For further information, please contact the Office of the Chief Counsel, Division of Corporation Finance:
https://www.sec.gov/forms/corp_fin_interpretive
[1] For purposes of this statement, the term “crypto asset” refers to an asset created, issued, and/or transferred using blockchain or similar distributed ledger technology networks (collectively, “crypto networks”), including but not limited to assets referred to as “tokens,” “digital assets,” “virtual currencies,” and “cryptocurrencies,” which rely on cryptographic protocols. Additionally, in this statement, the term “network” refers to a crypto network.
[2] This statement reflects the views of the staff of the Division of Corporation Finance (the “Division”). It is not a rule, regulation, guidance, or formal statement of the U.S. Securities and Exchange Commission (“Commission”), and the Commission has neither approved nor disapproved its content. Like other staff statements, it is not legally binding or enforceable, does not alter or amend applicable laws, and creates no new or additional obligations for any person or entity.
[3] This statement concerns only certain specific “Covered Crypto Assets,” which themselves lack intrinsic economic attributes or rights—such as entitlement to passive income or rights to share in future revenues, profits, or assets of an enterprise.

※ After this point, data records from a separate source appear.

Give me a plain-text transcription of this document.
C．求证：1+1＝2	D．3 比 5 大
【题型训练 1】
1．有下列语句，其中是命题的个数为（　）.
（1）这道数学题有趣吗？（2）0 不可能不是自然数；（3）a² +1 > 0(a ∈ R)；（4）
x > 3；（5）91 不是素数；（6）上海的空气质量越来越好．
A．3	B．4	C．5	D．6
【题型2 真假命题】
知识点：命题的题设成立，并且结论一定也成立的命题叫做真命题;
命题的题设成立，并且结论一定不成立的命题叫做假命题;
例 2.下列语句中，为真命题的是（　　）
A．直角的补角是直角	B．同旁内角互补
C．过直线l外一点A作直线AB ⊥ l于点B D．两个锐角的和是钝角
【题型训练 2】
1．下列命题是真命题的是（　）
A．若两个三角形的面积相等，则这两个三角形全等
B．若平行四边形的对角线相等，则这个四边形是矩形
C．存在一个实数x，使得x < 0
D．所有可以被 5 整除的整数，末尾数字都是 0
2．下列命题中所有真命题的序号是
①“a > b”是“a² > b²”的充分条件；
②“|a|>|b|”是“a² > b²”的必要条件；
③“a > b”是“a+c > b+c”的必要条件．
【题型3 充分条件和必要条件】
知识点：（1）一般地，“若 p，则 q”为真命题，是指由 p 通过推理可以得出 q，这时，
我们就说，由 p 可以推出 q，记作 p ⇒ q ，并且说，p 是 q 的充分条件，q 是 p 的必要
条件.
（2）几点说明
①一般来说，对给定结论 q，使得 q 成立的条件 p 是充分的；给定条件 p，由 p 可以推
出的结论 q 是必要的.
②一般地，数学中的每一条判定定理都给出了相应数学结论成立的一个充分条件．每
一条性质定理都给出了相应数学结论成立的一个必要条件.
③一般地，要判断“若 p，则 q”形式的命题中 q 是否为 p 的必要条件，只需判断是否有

[4] This statement addresses only Covered Crypto Asset transactions related to Protocol Mining, and not other types of Covered Crypto Asset transactions.
[5] This statement discusses the “proof-of-work (PoW)” mechanism in general terms and does not address all specific variants of PoW or any particular PoW protocol.

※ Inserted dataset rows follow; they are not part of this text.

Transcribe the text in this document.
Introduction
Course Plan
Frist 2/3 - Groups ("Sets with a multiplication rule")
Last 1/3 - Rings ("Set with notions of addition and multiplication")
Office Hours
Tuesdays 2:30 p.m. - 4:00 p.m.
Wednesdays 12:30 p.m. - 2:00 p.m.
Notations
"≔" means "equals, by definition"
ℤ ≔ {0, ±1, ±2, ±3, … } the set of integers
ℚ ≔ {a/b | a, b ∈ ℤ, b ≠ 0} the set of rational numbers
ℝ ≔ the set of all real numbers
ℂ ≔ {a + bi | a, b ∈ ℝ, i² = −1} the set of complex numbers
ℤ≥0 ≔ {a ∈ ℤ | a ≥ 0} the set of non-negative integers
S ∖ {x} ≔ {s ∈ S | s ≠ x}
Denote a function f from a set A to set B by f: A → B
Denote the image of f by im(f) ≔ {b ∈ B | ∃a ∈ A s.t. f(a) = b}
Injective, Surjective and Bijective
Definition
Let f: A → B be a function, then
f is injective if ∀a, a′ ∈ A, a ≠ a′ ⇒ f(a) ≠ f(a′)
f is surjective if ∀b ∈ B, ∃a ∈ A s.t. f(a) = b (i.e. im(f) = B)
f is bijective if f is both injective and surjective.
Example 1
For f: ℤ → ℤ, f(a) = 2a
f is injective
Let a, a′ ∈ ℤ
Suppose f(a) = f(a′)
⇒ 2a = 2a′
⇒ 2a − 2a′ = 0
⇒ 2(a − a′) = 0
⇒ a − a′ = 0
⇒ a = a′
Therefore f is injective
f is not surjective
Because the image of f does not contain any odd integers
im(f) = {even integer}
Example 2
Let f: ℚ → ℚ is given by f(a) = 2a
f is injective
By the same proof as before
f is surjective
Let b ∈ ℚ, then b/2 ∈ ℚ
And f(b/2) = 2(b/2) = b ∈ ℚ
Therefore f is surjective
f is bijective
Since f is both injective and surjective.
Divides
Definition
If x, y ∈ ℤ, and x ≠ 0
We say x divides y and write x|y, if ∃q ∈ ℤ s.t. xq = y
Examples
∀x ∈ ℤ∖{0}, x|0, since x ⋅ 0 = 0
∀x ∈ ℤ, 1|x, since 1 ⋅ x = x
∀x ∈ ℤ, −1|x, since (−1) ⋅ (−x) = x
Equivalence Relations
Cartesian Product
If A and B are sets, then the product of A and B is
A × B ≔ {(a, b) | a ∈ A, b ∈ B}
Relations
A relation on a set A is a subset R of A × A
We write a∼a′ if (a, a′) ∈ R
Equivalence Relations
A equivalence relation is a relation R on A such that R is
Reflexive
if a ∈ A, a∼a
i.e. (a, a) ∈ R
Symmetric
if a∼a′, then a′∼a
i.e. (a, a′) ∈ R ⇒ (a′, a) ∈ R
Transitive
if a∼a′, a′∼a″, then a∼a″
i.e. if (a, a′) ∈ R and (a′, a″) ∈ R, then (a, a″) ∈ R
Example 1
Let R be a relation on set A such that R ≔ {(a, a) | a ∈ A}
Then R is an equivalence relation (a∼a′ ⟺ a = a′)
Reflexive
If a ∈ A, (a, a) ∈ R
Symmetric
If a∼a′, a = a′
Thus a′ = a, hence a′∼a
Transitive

[6] Reward rules are predetermined by the protocol. Miners cannot alter the rewards they receive; the reward structure is entirely determined in advance by the protocol itself.

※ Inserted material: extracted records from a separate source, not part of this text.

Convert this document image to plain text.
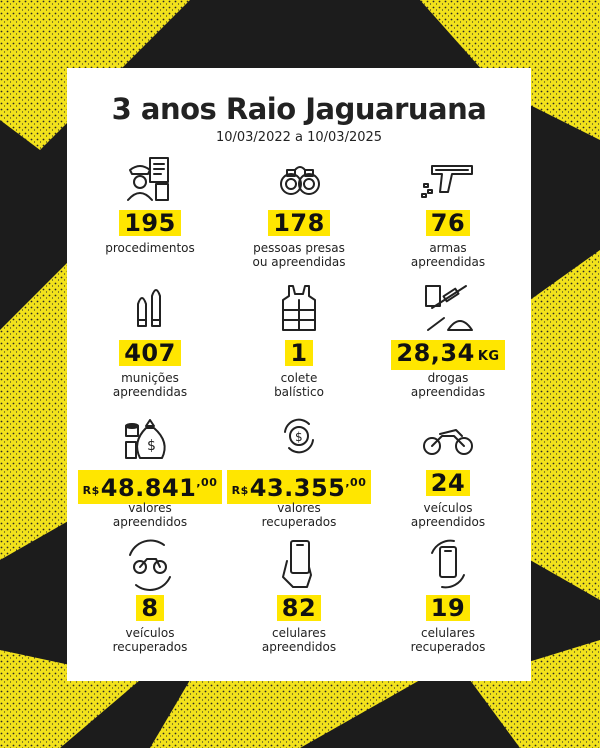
3 anos Raio Jaguaruana
10/03/2022 a 10/03/2025
195
procedimentos
178
pessoas presas
ou apreendidas
76
armas
apreendidas
407
munições
apreendidas
1
colete
balístico
28,34 KG
drogas
apreendidas
$
$R\$48.841^{,00}$
valores
apreendidos
$
$R\$43.355^{,00}$
valores
recuperados
24
veículos
apreendidos
8
veículos
recuperados
82
celulares
apreendidos
19
celulares
recuperados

[7] Double spending refers to the situation where the same crypto asset is sent to two recipients simultaneously, which may occur if ledger records are tampered with.
[8] For example, in a “pay-per-share” model, miners are compensated for each valid share or block contributed to the pool regardless of whether the pool successfully mines a block; in a “peer-to-peer” model, the role of the pool operator is decentralized among pool members; and in a “proportional” model, miners receive rewards in proportion to their contributed computational power during successful block mining. There are also hybrid model pools that combine different operational methods and payment structures.
[9] The Division’s view does not determine whether any particular mining activity (as defined in this statement) constitutes an offer or sale of a security. The ultimate determination regarding a specific mining activity must be made based on the facts and circumstances of that activity. Where facts differ from those described in this statement—for example, how pool participants are compensated, how miners or others participate in the pool, or what activities the pool operator actually performs—the Division’s view on whether a particular mining activity involves an offer or sale of a security may differ.
[10] U.S. Supreme Court case: 328 U.S. 293 (1946).
[11] See Landreth Timber Co. v. Landreth, 471 U.S. 681, 689 (1985), where the U.S. Supreme Court stated that the proper standard for determining whether an instrument not explicitly included in the definition of “stock” under Section 2(a)(1) of the Securities Act—or some unusual instrument—is a security is the “economic realities” test established in Howey. In analyzing whether an instrument is a security, courts must “ignore form and focus on substance” (Tcherepnin v. Knight, 389 U.S. 332, 336 (1967)) and “focus on the economic realities underlying the transaction, rather than the name appended to the instrument” (United Housing Found., Inc. v. Forman, 421 U.S. 837, 849 (1975)).
[12] Forman, 421 U.S. at 852.
[13] See, e.g., SEC v. Glenn W. Turner Enterprises, Inc., 474 F.2d 476, 482 (9th Cir. 1973).